After the game, Davey was walking out to his car when he overheard Deighton talking to someone. Brody was on his cell, standing in the parking lot- there really was no coverage inside the stadium under all that concrete.

\"Look, if Chrissy wants to fuck around, that\'s none of my business anymore. I\'m out of that, I\'m clean and I\'m staying that way,\" Brody said, and then he paused, listening. \"No, I\'m not responsible. Chrissy made choices, so did I. I made this choice now and Chrissy is just gonna have to live with it.\" Deighton noticed Davey walking past and nodded an obligatory hello. Davey gave him a smile, but kept walking. Wasn\'t Chrissy the name of Brody\'s ex? \"Listen, I wish you luck. I wish Chrissy luck, too. I just can\'t take on his problems and fix his life. I gotta go, now.\" Brody stopped to listen again and Davey tried to reconcile the fact that Deighton had an ex named Chrissy and that Deighton was talking about a man named Chrissy- one and the same? \"No, my date\'s waiting. Yes, I said date. Go ahead tell him. Maybe it\'ll help him move on. I gotta go. Bye.\"
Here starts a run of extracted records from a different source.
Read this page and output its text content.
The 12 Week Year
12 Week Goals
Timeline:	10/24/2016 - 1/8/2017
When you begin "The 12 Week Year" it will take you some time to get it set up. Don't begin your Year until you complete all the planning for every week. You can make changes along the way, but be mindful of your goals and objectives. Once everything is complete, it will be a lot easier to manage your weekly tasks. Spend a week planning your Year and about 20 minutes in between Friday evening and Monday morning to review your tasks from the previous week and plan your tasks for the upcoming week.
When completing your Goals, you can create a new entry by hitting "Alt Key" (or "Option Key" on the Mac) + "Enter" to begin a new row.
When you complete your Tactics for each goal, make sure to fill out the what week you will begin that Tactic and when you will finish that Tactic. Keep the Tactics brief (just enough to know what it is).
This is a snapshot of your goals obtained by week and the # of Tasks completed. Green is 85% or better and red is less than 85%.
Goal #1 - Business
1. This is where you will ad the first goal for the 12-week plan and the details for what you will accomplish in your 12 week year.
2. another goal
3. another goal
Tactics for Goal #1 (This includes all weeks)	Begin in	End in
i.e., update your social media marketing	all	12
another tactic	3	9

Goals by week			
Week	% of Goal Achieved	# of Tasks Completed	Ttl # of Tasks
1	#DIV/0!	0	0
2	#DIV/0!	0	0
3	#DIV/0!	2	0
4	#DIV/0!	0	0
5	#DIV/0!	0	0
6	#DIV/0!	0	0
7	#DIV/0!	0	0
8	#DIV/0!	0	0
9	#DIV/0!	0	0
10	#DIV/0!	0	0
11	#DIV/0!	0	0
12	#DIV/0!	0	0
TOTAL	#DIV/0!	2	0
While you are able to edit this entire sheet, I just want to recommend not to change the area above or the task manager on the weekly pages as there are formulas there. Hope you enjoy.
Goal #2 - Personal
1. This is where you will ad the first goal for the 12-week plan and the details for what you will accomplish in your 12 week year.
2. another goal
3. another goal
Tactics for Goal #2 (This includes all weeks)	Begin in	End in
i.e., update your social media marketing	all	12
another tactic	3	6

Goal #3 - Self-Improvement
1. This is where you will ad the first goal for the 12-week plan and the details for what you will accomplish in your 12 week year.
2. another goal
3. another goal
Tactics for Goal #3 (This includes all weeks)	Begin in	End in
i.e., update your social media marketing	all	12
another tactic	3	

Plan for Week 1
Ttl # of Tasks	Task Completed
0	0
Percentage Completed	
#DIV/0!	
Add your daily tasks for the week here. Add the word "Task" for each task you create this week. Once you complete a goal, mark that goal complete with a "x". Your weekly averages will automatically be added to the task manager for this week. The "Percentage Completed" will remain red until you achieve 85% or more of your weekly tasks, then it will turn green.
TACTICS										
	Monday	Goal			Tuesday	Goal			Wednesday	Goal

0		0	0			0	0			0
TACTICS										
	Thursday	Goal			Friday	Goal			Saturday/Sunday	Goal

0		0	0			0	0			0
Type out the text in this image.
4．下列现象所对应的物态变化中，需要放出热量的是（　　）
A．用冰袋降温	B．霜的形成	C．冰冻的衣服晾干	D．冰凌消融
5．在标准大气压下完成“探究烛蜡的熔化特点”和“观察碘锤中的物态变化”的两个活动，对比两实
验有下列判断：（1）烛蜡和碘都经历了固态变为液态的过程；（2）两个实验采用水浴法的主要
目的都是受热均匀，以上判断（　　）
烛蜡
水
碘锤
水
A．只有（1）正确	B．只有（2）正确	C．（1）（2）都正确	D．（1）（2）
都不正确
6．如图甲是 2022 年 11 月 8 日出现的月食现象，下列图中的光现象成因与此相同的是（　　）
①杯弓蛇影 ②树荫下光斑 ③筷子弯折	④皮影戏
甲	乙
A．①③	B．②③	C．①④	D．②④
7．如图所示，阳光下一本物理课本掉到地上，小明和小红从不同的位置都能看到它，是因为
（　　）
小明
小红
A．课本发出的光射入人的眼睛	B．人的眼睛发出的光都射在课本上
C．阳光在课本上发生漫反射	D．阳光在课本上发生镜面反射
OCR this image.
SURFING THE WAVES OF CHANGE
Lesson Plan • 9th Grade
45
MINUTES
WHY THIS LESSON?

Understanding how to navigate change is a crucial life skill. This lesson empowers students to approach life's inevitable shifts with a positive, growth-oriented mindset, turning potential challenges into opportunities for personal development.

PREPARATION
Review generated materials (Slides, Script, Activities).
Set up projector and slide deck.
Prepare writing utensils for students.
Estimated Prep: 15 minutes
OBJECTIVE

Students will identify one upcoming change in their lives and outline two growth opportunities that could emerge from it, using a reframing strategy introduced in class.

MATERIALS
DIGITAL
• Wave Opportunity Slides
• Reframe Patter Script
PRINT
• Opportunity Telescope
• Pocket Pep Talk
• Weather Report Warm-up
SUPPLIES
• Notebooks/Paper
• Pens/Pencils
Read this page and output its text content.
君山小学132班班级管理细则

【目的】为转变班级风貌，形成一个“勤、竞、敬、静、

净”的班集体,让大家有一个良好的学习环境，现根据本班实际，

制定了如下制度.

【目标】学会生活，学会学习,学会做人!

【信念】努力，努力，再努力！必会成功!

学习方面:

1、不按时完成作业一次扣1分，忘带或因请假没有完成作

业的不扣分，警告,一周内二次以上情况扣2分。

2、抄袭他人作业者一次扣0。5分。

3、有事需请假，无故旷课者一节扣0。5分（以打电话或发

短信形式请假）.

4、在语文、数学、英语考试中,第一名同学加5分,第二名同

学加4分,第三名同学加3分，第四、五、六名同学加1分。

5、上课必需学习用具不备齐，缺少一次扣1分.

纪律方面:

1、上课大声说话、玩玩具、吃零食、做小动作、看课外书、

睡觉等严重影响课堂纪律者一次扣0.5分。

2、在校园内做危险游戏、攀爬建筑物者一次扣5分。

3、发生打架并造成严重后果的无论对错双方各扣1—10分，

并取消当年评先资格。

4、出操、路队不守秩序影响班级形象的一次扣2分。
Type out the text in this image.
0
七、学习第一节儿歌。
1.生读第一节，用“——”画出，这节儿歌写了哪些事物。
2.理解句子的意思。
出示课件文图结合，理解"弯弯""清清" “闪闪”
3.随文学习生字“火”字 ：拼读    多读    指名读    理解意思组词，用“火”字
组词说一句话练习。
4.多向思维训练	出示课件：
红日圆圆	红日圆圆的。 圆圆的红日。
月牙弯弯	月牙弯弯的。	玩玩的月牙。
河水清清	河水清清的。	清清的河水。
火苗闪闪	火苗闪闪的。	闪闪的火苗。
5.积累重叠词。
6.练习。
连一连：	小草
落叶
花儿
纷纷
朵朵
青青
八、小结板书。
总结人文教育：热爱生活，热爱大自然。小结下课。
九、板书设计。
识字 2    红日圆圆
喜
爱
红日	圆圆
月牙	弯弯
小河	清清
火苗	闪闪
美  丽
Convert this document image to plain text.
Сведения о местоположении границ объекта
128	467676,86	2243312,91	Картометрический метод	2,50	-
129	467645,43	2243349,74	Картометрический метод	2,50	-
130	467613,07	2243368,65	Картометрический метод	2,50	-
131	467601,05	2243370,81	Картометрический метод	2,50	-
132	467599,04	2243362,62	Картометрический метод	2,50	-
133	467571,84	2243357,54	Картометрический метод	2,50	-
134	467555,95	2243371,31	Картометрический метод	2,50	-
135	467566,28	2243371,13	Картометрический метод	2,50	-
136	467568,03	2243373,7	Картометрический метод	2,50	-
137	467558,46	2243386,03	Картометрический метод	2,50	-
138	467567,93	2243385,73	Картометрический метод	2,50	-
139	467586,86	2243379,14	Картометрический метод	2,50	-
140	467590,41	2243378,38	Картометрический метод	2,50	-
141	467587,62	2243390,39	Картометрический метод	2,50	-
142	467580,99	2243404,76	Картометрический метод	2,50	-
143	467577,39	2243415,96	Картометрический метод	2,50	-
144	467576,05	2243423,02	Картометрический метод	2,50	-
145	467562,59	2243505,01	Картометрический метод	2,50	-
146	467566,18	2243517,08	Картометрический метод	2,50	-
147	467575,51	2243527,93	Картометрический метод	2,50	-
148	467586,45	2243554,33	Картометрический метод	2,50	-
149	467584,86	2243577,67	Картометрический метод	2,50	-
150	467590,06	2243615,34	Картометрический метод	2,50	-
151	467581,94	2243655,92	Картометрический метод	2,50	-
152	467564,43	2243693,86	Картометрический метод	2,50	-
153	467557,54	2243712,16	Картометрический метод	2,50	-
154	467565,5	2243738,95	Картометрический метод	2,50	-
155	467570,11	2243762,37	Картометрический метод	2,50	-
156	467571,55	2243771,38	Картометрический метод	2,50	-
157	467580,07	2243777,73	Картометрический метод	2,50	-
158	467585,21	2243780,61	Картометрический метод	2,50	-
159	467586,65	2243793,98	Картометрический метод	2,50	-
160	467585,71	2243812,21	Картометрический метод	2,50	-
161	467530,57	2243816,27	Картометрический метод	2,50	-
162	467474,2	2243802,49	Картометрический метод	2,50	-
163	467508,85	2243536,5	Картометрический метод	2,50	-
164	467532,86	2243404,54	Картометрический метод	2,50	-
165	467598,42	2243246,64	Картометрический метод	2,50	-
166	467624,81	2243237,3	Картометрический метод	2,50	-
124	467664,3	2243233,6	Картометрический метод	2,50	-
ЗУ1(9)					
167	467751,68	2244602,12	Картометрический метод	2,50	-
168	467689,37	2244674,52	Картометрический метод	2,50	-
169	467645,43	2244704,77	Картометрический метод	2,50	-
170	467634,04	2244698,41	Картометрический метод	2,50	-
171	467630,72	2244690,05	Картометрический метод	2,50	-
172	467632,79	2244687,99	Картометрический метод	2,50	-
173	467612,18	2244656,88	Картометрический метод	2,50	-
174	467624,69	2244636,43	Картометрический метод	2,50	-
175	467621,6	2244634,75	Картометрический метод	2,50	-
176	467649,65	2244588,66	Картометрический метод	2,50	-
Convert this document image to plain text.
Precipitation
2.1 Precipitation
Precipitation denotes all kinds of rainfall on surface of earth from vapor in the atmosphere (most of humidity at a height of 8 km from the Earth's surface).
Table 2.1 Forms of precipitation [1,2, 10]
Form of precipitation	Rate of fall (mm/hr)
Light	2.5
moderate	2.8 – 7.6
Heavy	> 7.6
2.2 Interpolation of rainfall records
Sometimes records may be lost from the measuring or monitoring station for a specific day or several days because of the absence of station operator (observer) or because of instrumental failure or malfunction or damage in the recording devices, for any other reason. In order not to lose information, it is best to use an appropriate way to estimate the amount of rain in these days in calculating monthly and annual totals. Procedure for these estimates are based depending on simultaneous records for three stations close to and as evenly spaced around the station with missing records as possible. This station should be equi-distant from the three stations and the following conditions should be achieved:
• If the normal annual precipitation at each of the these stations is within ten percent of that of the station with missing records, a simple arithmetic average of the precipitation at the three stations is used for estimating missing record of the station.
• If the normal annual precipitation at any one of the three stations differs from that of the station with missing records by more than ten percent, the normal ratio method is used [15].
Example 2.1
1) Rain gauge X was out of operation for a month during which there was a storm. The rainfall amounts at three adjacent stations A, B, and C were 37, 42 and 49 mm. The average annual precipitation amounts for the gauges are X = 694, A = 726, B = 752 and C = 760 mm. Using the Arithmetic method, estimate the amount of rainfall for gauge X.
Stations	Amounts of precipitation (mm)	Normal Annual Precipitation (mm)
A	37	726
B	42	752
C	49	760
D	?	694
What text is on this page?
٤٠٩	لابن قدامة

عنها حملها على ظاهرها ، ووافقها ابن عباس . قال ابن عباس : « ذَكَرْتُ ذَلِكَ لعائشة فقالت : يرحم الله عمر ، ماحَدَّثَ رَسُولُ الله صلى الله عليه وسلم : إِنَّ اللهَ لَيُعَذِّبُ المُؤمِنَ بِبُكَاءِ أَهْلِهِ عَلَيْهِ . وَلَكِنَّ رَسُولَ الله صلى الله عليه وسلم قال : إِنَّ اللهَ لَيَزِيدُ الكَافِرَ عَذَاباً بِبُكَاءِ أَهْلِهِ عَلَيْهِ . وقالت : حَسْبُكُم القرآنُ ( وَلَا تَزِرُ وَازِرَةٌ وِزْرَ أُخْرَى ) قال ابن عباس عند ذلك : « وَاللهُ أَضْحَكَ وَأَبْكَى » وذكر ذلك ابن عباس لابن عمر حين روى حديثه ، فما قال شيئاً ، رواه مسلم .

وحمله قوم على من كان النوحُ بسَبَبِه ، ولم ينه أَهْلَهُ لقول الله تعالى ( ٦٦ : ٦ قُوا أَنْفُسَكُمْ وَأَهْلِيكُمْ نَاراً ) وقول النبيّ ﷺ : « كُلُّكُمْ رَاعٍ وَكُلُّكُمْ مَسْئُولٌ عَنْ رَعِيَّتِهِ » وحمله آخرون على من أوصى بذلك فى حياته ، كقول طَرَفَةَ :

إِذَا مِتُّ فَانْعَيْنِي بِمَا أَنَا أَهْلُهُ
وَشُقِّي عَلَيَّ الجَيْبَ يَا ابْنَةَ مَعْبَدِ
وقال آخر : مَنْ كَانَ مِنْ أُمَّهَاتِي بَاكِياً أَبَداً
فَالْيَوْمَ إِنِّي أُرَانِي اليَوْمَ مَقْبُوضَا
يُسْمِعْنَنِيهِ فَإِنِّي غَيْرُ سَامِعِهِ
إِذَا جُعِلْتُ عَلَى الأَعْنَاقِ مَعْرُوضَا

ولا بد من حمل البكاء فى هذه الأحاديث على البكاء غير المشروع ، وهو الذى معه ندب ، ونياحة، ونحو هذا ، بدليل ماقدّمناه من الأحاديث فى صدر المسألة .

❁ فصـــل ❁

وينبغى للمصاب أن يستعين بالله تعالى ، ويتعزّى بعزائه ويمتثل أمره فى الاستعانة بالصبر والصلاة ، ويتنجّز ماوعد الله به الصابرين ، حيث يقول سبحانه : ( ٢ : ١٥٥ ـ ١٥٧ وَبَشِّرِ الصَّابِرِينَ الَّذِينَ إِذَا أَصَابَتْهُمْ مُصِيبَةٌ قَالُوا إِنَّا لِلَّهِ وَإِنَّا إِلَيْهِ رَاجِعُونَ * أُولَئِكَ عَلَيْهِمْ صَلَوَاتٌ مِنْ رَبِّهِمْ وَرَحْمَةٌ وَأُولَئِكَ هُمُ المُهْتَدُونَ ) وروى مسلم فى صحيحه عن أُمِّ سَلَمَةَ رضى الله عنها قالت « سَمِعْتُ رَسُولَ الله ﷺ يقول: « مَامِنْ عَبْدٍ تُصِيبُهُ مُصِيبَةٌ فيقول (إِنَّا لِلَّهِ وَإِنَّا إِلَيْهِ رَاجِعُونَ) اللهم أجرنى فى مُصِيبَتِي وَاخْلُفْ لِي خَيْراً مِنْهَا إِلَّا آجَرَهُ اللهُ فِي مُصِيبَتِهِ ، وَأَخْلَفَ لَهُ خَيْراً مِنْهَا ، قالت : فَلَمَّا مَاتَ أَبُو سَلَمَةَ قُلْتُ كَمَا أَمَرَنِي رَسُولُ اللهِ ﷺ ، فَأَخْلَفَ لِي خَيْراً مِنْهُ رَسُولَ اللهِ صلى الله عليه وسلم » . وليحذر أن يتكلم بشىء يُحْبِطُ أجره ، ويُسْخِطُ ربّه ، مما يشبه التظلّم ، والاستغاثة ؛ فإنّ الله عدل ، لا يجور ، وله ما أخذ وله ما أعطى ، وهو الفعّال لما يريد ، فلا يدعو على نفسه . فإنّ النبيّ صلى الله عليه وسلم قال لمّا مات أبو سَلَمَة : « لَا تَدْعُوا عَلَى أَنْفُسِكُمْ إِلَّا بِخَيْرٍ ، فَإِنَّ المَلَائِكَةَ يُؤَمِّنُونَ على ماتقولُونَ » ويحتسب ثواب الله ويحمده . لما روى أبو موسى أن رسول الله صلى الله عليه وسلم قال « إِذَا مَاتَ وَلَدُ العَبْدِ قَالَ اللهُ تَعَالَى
Brody hung up and caught up with Davey. \"Listen, kid,\" he started, \"I don\'t know how much of that you heard, but I\'d appreciate if you kept whatever you did hear under your hat. I\'m trying to make a bit of a new start here and old baggage tends to complicate that type of thing.\"

\"I\'m not wearing a hat Deighton and you can\'t really go back into the closet once you\'ve come out of it, you know?\" Davey told him.

\"Still don\'t have to sing show tunes in a Vera Wang and high heels, now do I?\"

\"Now there\'s am image. Relax. I won\'t spill anything, but I won\'t lie.\"

\"Fair enough,\" Brody agreed and they went their separate ways.